A. in the case where we already have two sorted arrays, of sizes m1 and m2, the "merge" procedure from the programming assignment can be generalized to give a procedure to combine these smaller arrays into one sorted array of m1 + m2 elements.

B. The technique used in mergesort forms the basis for an efficient sorting algorithm in the case of the "external sorting" problem, where the data set to be sorted is too large to fit in main memory. We will see examples of this in Lecture 18.

15.4. Merging lists--a lower bound result. Recall that earlier we showed that any algorithm which correctly searches an n-element list for an element X must do at least

|_ log₂n _| comparisons in the worst case. As another example of a lower bound argument, we can prove the following:

Theorem. Any algorithm which correctly merges two sorted n-element lists into one sorted 2n-element list by comparisons of keys must do at least 2n - 1 comparisons in the worst case.

Proof. Suppose we are merging A[0], A[1], . . . , A[n-1] with B[0], B[1], . . . , B[n-1]. Then we can show that the algorithm MUST compare

(a) A[j] with B[j] for 0 <= j <= n-1 and

(b) A[j] with B[j+1] for 0 <= j <= n-2

For suppose there is some j for which the algorithm never compares A[j] with B[j]. Then we can fool the algorithm into making a wrong choice by giving it two lists differing only in the correct ordering of these two elements:

(a1) B[0] < A[0] < B[1] < A[1] < . . . < B[j-1] < A[j-1] < B[j] < A[j] < B[j+1] < A[j+1] < . . . < B[n-1] < A[n-1]

(a2) B[0] < A[0] < B[1] < A[1] < . . . < B[j-1] < A[j-1] < A[j] < B[j] < B[j+1] < A[j+1] < . . . < B[n-1] < A[n-1]

Without comparing A[j] with B[j], the algorithm cannot merge the lists correctly in both of these cases. So it must be that the algorithm compares A[j] with B[j] for each j with 0 <= j <= n-1.

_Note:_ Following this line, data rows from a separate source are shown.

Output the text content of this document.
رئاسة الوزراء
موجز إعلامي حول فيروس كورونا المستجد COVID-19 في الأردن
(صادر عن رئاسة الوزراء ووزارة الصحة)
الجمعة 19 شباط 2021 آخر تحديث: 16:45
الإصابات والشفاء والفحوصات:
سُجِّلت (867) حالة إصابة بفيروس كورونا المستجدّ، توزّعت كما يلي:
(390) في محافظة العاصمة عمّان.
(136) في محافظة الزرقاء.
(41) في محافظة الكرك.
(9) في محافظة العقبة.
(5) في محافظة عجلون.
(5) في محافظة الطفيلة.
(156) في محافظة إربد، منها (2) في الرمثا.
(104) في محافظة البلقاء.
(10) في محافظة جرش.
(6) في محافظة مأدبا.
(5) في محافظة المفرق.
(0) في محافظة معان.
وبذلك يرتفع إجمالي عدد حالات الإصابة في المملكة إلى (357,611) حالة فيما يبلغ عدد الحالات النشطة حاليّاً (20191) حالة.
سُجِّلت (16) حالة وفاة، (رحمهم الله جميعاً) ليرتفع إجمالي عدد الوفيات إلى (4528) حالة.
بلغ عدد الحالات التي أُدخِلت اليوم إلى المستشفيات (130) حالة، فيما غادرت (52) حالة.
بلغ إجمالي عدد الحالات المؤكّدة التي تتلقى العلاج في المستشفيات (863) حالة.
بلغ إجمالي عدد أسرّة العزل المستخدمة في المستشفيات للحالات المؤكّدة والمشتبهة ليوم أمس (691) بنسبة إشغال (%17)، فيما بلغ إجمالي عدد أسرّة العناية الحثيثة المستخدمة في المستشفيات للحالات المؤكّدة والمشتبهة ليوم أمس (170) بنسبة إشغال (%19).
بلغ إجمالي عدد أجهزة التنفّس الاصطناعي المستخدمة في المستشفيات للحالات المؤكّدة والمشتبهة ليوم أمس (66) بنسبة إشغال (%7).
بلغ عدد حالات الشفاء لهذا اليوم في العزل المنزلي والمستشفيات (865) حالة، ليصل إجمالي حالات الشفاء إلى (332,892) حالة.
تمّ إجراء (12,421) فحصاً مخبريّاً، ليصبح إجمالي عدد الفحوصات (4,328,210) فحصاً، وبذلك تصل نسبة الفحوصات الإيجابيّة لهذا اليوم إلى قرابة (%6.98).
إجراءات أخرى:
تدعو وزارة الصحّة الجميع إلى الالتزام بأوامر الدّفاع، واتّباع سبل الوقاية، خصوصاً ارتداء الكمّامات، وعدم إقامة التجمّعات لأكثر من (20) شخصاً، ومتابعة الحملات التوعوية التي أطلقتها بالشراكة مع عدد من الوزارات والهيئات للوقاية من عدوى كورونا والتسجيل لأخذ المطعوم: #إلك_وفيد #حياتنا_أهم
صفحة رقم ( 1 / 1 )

Similarly, if there is some value of j, 0 <= j <= n-2, for which the algorithm does not compare A[j] with B[j+1], we can fool the algorithm into making a wrong choice be giving it two lists

(b1) B[0] < A[0] < B[1] < A[1] < . . . < B[j] < A[j] < B[j+1] < A[j+1] < . . . < B[n-1] < A[n-1]

(b2) B[0] < A[0] < B[1] < A[1] < . . . < B[j] < B[j+1] < A[j] < A[j+1] < . . . < B[n-1] < A[n-1]

and the algorithm cannot merge the lists correctly in both these cases unless it compares A[j] and B[j+1].

Therefore we have shown that merging two n-element lists by comparisons requires at least 2n-1 comparisons in the worst case, i.e., the number of comparisons is "capital omega"(2n-1).

Exercise 15.3. Show that the merge procedure in the programming assignment does 2n-1 comparisons in the worst case, i.e., that this is an optimal merging procedure.

Exercise 15.4. How many comparisons are done during the merge procedure if the keys were in order to start with, i.e., A[0] < A[1] < . . . < A[n-1] < B[0] < B[1] < . . . < B[n-1]?